Ils reprochent à la collectivité de les avoir mis en danger lors d’un chantier de désarmement en avril 2015. Lors du démontage du moteur du bac 13, de la poussière de fibre d’amiante s’est répandue dans la soute.
« Je suis inquiet pour ma santé. J’ai été au contact de l’amiante. J’ai fait du perçage, du meulage avec un bleu de travail en coton. Je ne sais pas comment l’amiante va réagir, ça peut être dans 10 ans, dans 20 ans ou même demain. Je n’ose pas faire d’examens de peur de découvrir une maladie», explique Arnaud Quibeuf, chaudronnier depuis 31 ans.
J'ai fait du perçage et du meulage avec un bleu de travail en coton
Arnaud, Quibeuf, agent du Département de la Seine-Maritime
Questions autour de la formation et des équipements
Les plaignants considèrent que le Département n’a pas respecté ses obligations en matière de sécurité. Ils estiment ne pas avoir été suffisamment formés et ne pas avoir bénéficié d’équipements de protection adéquats. Selon leurs avocats, l’employeur n’a pas évalué les risques alors qu’il savait que les parois du navire étaient dégradés depuis « 2008 au moins ».

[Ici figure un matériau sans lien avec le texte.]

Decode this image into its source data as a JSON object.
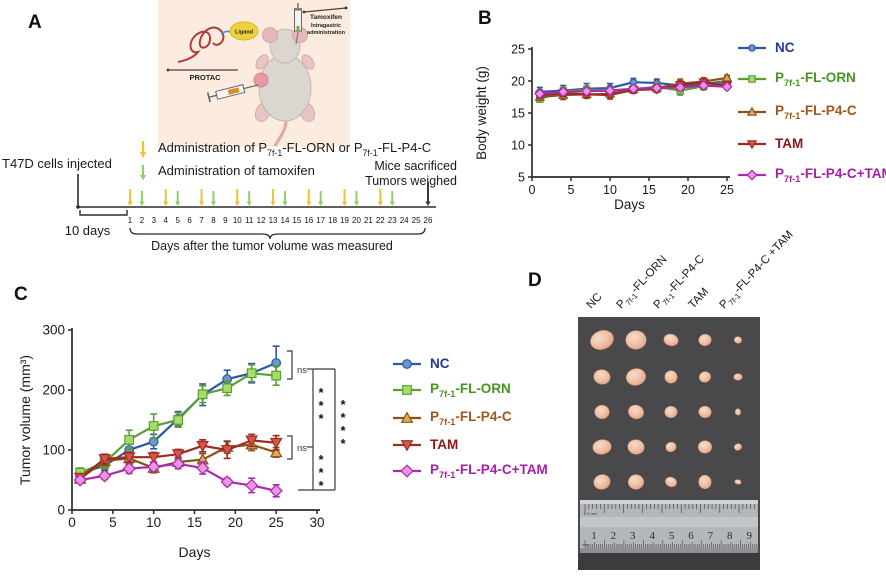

Les agents font valoir un préjudice d'anxiété
« L’infraction qu’on reproche au Département, c’est une mise en danger. Quel que soit le taux d’amiante, lorsque des salariés sont amenés à travailler au contact de l’amiante, ils doivent être informés et protégés. Il doit y avoir des mesures en amont, pendant et après l’intervention », note Me Corinne Morival, avocate des parties civiles. « Nous espérons une condamnation pénale de principe exemplaire et demandons l’indemnisation d’un préjudice d’anxiété ».
« On espère que si condamnation il y a du Département, cela fasse réfléchir aussi bien les collectivités que les employeurs de droit privé qui peuvent prendre cette problématique à la légère », ajoute Me Karim Berbra, avocat du syndicat CGT qui s’est porté partie civile dans l’affaire.
Pas de manquement délibéré selon l'avocate du Département
De son côté, l’avocate du Département, qui n’a pas souhaité s’exprimer au micro de France 3 Normandie, assure que la collectivité a émis des notices pour les salariés et mis en place des formations. Pour Me Emmanuelle Dugué-Chauvin qui demande la relaxe, il n’y pas eu de manquement délibéré. Le jugement sera rendu le 10 mai 2022.